Experimental and numerical investigations of goaf roof failure and bulking characteristics based on gob-side entry retaining by roof cutting

Abstract

The stability control of gob-side entry retaining (GSER) has consistently been an important topic of interest within the field of no-pillar mining. This paper presents a novel discontinuous similar material for conducting physical model experiments, in conjunction with discrete element numerical simulation, to investigate the goaf roof failure and bulking characteristics based on gob-side entry retaining by roof cutting. The results indicate that the application of roof cutting technology (RCT) can significantly expand the failure range of the goaf roof vicinity to the roof cutting line. This expansion leads to a 20% increase in the volume of broken roof rock, which in turn facilitates the formation of effective support and stress compensation for the overlying strata, and the possibility of failure and displacement in the overlying strata is reduced.

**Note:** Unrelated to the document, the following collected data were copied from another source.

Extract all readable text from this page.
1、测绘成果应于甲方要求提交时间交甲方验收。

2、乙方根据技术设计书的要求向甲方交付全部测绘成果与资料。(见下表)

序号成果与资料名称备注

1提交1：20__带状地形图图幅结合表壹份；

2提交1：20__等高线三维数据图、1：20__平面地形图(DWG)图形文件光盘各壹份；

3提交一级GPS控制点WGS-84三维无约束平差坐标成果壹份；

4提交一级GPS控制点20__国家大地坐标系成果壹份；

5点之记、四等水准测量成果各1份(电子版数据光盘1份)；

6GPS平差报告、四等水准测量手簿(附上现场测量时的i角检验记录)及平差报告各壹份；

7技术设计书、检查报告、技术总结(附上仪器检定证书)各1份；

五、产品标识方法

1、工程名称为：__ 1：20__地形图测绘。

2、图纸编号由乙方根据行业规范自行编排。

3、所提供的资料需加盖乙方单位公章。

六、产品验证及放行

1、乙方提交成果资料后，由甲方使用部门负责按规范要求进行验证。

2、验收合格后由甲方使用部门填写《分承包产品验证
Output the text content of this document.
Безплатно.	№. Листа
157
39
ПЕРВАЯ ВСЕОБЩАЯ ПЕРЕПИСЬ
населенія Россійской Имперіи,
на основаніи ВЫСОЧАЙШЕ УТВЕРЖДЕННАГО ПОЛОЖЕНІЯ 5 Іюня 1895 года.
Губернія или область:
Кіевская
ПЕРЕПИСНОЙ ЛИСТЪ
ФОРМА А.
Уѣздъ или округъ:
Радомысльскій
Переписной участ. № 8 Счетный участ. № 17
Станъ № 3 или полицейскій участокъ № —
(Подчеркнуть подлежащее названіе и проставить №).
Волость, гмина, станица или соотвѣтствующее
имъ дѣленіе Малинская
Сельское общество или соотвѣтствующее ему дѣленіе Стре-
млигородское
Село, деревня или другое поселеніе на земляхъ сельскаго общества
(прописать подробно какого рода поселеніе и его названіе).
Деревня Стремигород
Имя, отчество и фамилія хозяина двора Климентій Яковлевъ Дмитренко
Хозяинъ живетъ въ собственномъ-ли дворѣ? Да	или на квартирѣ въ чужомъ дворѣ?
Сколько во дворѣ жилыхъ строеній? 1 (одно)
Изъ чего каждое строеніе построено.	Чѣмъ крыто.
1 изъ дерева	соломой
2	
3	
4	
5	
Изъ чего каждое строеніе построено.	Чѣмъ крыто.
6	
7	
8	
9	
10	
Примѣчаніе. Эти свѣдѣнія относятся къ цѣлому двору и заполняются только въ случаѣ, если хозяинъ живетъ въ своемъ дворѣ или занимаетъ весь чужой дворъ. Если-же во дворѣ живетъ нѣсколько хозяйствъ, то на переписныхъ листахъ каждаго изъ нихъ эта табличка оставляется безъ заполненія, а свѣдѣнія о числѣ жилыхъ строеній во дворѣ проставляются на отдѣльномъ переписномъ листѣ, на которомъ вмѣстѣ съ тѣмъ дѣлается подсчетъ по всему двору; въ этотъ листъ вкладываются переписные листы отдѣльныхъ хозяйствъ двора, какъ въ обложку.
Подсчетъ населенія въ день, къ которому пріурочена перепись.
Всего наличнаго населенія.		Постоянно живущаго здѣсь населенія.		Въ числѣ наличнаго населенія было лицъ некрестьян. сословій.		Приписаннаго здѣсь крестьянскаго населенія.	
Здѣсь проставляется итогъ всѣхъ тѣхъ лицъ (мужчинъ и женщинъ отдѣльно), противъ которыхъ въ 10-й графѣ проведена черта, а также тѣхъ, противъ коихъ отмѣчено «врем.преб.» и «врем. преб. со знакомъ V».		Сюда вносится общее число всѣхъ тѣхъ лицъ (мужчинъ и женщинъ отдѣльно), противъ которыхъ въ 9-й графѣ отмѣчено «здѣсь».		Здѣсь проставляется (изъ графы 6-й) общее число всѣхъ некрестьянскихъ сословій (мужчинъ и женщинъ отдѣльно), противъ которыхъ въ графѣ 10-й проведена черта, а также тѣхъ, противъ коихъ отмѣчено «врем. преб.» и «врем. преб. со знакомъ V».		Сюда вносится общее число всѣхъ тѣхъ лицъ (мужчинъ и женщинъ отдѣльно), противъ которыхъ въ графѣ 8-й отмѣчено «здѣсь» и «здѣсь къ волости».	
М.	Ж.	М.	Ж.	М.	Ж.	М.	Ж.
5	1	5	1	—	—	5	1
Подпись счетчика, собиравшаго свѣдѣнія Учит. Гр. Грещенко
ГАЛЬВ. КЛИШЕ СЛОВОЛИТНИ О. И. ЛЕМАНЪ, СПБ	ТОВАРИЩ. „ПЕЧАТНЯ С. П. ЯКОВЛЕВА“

RCT can decrease the length of the cantilever beam located on the gob-side roadway, which is beneficial for maintaining the stability of the roadway. This paper presents a rational approach for determining an appropriate roof cutting height and angle. The in-situ application results show that the deformation of the surrounding rock of GSER by RCT is small, indicating a high level of integrity, fully meeting the requirements of serving the production of the subsequent working face. This paper serves as a reference for future research on the stability control of gob-side roadways based on GSER approach.